Asked if it was not a dichotomy on the part of the Samajwadi Party to support the Congress and also attack it, he said "there is no dichotomy. The survival of our governments is not in each other's hands. Yet our respective parties are supporting each other and we will continue to keep this facade till we face the threat to secularism from the BJP. The threat is still there."
 
He cited the example of Left parties supporting the central government but criticising "each move and policy" of the government.
 
"By humiliating and insulting the SP, the Congress is not going to gain anything. It is our spectacular perfor-mance that reduced the BJP from 58 to 10 seats in UP and the leading lights of the BJP like MM Joshi, Vinay Katiyar and Swami Chinmaya-nand were defeated," he said.
 
"Sonia Gandhi relinqu-ishing prime ministership and her coronation to sainthood would not have taken place but for the SP's performance in UP," he claimed.
 
Asked about the UP Congress' demand to the party high command for withdrawal of its support to the Mulayam Singh Yadav government, Singh said "it is hypothetical.

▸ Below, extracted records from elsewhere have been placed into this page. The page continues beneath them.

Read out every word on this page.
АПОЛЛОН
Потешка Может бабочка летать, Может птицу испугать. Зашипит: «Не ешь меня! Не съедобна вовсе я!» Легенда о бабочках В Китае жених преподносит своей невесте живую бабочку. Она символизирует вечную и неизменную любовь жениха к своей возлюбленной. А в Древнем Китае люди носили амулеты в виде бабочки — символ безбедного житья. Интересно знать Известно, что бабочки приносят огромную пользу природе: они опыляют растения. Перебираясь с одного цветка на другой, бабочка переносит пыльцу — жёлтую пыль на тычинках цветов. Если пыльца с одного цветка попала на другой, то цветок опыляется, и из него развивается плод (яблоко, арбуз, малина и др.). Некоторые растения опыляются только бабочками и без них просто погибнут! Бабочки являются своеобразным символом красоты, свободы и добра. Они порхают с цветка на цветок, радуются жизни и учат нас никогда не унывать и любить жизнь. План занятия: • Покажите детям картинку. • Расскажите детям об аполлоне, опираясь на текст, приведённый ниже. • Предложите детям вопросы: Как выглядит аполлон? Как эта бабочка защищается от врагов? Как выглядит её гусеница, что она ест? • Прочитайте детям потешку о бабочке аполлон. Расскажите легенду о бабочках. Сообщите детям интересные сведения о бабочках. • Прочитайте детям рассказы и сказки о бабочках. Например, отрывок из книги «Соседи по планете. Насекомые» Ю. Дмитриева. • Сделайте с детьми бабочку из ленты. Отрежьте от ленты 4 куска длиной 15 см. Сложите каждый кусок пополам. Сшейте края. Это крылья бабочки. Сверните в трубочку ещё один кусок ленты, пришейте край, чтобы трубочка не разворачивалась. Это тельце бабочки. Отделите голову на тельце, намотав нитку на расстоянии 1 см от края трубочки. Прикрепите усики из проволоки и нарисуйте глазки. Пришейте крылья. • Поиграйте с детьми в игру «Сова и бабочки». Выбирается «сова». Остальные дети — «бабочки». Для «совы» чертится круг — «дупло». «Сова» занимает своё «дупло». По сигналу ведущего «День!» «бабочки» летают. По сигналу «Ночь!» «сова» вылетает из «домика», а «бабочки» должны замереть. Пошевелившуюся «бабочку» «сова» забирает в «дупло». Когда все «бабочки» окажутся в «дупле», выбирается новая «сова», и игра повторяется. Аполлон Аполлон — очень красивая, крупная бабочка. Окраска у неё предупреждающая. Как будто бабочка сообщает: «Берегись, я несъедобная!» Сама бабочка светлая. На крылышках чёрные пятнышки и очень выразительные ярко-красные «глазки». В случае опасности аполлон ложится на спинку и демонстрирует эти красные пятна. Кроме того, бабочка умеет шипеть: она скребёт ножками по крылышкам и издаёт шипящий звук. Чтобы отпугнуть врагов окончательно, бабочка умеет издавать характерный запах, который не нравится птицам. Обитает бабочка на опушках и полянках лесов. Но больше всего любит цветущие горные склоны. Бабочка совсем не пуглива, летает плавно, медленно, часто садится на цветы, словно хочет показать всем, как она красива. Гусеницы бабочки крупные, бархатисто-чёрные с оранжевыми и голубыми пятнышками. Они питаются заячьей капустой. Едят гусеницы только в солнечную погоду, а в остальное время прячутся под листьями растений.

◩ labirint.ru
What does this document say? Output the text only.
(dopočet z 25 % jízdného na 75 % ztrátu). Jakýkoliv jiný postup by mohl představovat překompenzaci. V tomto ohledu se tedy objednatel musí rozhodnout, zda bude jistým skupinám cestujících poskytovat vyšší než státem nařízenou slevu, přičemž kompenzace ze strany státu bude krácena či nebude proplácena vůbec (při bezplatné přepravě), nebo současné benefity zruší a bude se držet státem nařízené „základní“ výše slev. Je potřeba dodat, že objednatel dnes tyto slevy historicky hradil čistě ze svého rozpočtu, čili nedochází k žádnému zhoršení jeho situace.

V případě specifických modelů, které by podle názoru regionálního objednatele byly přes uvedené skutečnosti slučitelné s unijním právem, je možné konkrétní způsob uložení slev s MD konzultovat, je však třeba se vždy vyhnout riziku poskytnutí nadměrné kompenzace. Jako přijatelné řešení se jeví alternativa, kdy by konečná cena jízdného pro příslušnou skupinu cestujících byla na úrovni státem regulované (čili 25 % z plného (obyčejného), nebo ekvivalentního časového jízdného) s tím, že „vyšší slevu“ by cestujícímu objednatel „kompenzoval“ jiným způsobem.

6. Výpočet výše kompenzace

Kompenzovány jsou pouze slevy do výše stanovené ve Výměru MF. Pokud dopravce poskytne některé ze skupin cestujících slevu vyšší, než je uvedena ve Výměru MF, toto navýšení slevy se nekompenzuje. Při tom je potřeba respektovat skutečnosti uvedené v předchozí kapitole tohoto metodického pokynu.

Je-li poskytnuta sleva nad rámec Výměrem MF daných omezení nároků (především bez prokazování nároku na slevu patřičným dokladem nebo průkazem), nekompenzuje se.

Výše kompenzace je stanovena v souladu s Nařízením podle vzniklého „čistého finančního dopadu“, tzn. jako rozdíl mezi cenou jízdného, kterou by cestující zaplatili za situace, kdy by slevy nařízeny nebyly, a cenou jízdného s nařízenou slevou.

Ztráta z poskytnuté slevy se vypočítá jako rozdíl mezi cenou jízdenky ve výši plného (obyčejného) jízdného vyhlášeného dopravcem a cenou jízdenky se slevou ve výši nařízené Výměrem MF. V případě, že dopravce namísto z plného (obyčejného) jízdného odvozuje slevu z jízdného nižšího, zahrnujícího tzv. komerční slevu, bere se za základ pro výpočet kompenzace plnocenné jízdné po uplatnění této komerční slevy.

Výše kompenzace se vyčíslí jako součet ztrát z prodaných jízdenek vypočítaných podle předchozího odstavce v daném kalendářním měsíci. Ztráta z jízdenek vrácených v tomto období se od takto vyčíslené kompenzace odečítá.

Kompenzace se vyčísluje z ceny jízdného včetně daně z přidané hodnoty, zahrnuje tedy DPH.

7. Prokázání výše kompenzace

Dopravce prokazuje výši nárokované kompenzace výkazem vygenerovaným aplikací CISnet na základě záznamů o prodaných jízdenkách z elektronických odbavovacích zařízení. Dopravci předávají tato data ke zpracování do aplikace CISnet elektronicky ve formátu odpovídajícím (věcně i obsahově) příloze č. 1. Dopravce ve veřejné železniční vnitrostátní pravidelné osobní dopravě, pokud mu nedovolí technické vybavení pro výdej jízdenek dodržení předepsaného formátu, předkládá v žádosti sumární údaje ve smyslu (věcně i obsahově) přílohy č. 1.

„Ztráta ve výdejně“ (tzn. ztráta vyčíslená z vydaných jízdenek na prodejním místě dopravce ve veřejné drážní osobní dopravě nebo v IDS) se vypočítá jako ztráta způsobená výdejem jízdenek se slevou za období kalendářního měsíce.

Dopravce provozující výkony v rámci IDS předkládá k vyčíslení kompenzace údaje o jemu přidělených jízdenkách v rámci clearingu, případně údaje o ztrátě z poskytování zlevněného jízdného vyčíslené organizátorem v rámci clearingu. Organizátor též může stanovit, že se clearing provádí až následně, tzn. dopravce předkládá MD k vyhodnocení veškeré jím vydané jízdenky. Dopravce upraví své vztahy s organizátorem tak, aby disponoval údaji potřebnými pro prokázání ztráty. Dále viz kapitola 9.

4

The question does not arise, especially not on the grounds of law and order cited by the Congress".
 
Accusing the Congress of making common cause with the BJP and the BSP against the Samajwadi Party, he said "there is a common minimum programme among them to eliminate the SP. It is because of this negative strategy that the Congress and the BJP are transferring their votes to the BSP".
 
He said the media always made doomsday predictions about the SP and did not write about the scale of victory because it had been proved wrong.
 
That was why the party had to release paid advertisements in the media on the victory, he added.
 
Asked about the party's strategy in the Assembly elections in Bihar, Singh said it would wait and watch the moves of Nitish Kumar's Janata Dal (United) and Ram Vilas Paswan's Lok Janashakti Party. If they severed ties with the BJP, the Samajwadi Party might consider aligning with them, he added.